Although based in North Carolina, Charles Pettey also served as bishop for Texas, Alabama, and Louisiana. Dudley Pettey frequently traveled with her husband. She often followed her husband’s sermons with her own speeches on a range of social issues: education, race, women’s rights, and suffrage were among her favorite topics. Some members of AME Zion were uncomfortable with a woman taking on such a prominent role, but Charles remained his wife’s most steadfast supporter. She wrote a bimonthly column in the Star of Zion. Dudley Pettey was also active in the National Association of Colored Women’s Clubs from 1896 on.

Although both Dudley Pettey and her husband were staunch believers in progress, they saw rise of Jim Crow in North Carolina during their lifetimes. An anti-black race riot in Wilmington, N.C. in 1898 killed ten black community leaders. By 1900 the state legislature has disenfranchised black men and public facilities across the state were increasingly segregated.
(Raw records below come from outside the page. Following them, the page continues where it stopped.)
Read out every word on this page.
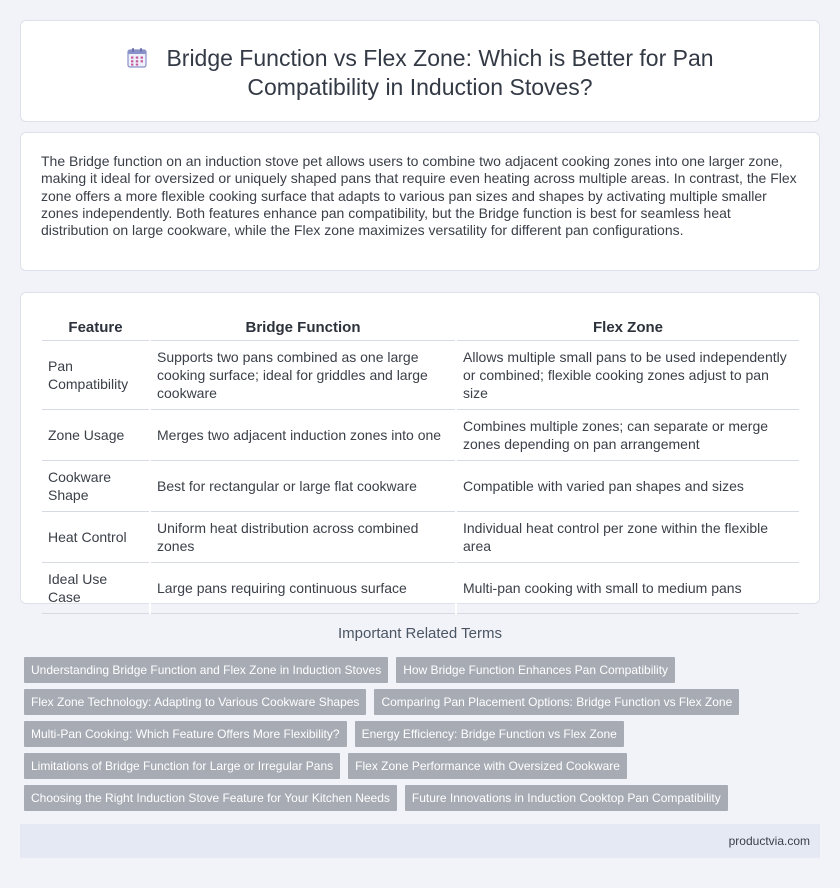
Bridge Function vs Flex Zone: Which is Better for Pan Compatibility in Induction Stoves?

The Bridge function on an induction stove pet allows users to combine two adjacent cooking zones into one larger zone, making it ideal for oversized or uniquely shaped pans that require even heating across multiple areas. In contrast, the Flex zone offers a more flexible cooking surface that adapts to various pan sizes and shapes by activating multiple smaller zones independently. Both features enhance pan compatibility, but the Bridge function is best for seamless heat distribution on large cookware, while the Flex zone maximizes versatility for different pan configurations.

Feature	Bridge Function	Flex Zone
Pan Compatibility	Supports two pans combined as one large cooking surface; ideal for griddles and large cookware	Allows multiple small pans to be used independently or combined; flexible cooking zones adjust to pan size
Zone Usage	Merges two adjacent induction zones into one	Combines multiple zones; can separate or merge zones depending on pan arrangement
Cookware Shape	Best for rectangular or large flat cookware	Compatible with varied pan shapes and sizes
Heat Control	Uniform heat distribution across combined zones	Individual heat control per zone within the flexible area
Ideal Use Case	Large pans requiring continuous surface	Multi-pan cooking with small to medium pans
Important Related Terms
Understanding Bridge Function and Flex Zone in Induction Stoves	How Bridge Function Enhances Pan Compatibility
Flex Zone Technology: Adapting to Various Cookware Shapes	Comparing Pan Placement Options: Bridge Function vs Flex Zone
Multi-Pan Cooking: Which Feature Offers More Flexibility?	Energy Efficiency: Bridge Function vs Flex Zone
Limitations of Bridge Function for Large or Irregular Pans	Flex Zone Performance with Oversized Cookware
Choosing the Right Induction Stove Feature for Your Kitchen Needs	Future Innovations in Induction Cooktop Pan Compatibility
productvia.com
Charles Pettey died in 1900. Sarah Dudley Pettey died at the age of thirty-seven in 1906.

Sources:

Glenda Elizabeth Gilmore, Gender and Jim Crow: Women and the Politics of White Supremacy in North Carolina (Chapel Hill: University of North Carolina Press, 1996).

Glenda Elizabeth Gilmore, “Gender and Jim Crow: Sarah Dudley Pettey's Vision of the New South,” North Carolina Historical Review, 68:3 (July 1991), pp. 261-85.

Monroe A. Majors, “Mrs. Sarah E.C. Dudley Pettey” in Noted Negro Women: Their Triumphs and Activities (Chicago: Donohue and Henneberry, 1893).